Изменить размер шрифта - +
Что касается меня, то однажды Саня-Ваня, не вытерпев, подвел меня за руку к зеркалу и спросил, не стыдно ли мне. Гимнастерка моя, с плеча какого-то громадного детины, стираная-перестираная, древнего образца, изящным мешком драпировалась на моей стройной фигуре.

    Попытки Сани-Вани ввести заодно форменные юбки успеха не имели. По школе поползли двустишия:

    Завыли жалобно собаки,

    Увидев юбку цвета хаки

    и

    Во избежание позора

    Не придушить ли нам майора.

    Саня-Ваня не терял бодрости и начал активную подготовку к районному смотру строя и песни. Мы забросили даже разбирание и собирание автомата Калашникова и принялись наводить глянец на внешность. Торжествуя, Саня-Ваня приволок белые ремни и пилотки и раздал нам. Последние жалкие остатки партикулярности были задушены белыми ремнями.
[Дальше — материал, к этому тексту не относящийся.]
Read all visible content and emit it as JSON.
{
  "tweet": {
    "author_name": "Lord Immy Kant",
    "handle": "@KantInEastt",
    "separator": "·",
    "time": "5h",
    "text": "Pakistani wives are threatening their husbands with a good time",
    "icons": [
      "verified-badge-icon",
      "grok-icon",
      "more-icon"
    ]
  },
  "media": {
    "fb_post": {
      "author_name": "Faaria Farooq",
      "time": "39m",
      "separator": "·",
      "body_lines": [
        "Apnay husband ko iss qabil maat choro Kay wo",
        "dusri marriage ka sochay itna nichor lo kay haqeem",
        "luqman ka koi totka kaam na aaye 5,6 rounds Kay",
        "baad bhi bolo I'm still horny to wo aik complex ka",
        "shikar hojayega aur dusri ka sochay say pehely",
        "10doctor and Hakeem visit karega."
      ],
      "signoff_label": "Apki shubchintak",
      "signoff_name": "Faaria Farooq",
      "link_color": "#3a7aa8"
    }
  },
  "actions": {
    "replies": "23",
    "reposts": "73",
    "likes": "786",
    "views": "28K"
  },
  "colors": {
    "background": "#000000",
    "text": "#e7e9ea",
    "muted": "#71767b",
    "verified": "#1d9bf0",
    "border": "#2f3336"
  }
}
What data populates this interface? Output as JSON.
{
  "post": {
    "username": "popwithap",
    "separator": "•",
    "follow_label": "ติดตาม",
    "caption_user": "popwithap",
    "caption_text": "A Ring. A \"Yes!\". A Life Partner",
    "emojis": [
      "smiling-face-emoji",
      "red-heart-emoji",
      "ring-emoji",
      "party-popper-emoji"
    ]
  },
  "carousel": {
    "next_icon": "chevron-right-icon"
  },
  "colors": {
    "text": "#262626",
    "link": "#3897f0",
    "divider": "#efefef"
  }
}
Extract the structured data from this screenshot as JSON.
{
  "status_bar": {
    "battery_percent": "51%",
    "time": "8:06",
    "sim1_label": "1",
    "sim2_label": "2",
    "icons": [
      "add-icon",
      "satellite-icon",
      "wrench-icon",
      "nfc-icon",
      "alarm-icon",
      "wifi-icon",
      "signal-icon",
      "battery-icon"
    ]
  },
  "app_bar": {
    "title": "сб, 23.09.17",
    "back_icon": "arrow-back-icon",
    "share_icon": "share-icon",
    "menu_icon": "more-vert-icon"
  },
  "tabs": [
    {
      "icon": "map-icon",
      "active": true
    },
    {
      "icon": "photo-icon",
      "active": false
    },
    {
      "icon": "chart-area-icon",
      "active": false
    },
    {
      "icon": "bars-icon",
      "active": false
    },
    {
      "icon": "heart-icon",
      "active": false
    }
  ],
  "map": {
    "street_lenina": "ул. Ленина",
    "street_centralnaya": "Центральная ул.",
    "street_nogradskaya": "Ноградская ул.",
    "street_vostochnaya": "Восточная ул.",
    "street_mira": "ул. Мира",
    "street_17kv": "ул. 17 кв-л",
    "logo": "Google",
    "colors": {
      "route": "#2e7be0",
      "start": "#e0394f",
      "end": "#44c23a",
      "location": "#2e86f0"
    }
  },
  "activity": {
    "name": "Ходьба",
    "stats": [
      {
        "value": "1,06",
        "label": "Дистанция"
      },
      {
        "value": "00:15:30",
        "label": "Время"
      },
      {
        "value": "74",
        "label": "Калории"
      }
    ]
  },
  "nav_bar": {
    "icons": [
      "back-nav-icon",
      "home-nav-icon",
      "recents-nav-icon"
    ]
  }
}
    Я сидела у окна, в пилотке, с двумя косичками, в огромной гимнастерке, и смотрела, как кот крадется по двору. Из-за стены доносилось бумкание рояля и детские голоса. Там шел урок пения. Дети старательно пели:

    Товарищ мой, со мною вместе пой,

    Идем со мной дорогою одной,

    В одном строю плечо-плечо-плечо

    Шагают те, в ком сердце горячо

    (бум-бум-бум!)

    В одно-ом строю-у!..

    Мы тоже это пели. Кто пел: «К плечу прижав плечо», а кто – «Плечо прижав к плечу», и от этого получалось «плечо-плечо-плечо».

    Затем следовало скандирование под мрачные аккорды:

    Свободу! Народу!

    Свободу! Народу!

    И уже сплошной крик:

    Когда мы! едины! то мы непобе-димы!

    Эмбегло! унимо!

    (Это уже они перешли на испанский язык).

    Хорошо, что на уроках пения стали петь, лениво думаю я. Сцены из прошлого встают перед моим мысленным взором. Мы в пятом классе проходили оперу «Садко». Учительница диктовала нам содержание, мы записывали его в тетрадки, а потом она нас спрашивала, что случилось с Садко на дне морском. Римского-Корсакова за это мы ненавидели и называли Греческим-Корсаковым, а на «Садко» написали идиотскую пародию под названием «Сапфо». Из персонажей этого произведения помню только святую Санту-Заразу и сочиненную мною арию:

    Санта-ты-Зараза,

    лучшая святая,

    Тебе здесь выстроен храм,

    пуританский храм.

    Эта ария исполнялась на мелодию танго «Дождь идет».

    После «Садко» мы проходили оперу «Пер Гюнт», но это название переделывалось нами совсем непечатно.

    – Сидди, – сказала Хатковская, – нас надо увековечить. Пошли фотографироваться.

    – С ума сошла.

    – Ничего не сошла, – обиделась Хатковская. – А ты совсем обленилась. Идем!

    И вот мы идем. Хатковская безжалостно подталкивает меня и говорит:

    – Ну вот, теперь ты будешь ковылять на ватных ногах, а я буду тебя толкать и бормотать: «Не бойся, подойди и скажи дяде свою фамилию и адрес!»

    – Хатковская, нас заберут.

    – Отставить пораженческие настроения! – картаво говорит бодрячка Хатковская. – Веселей надо смотреть! Мы скажем, что мы из школы милиции… Тогда посмотрим, кто кого заберет.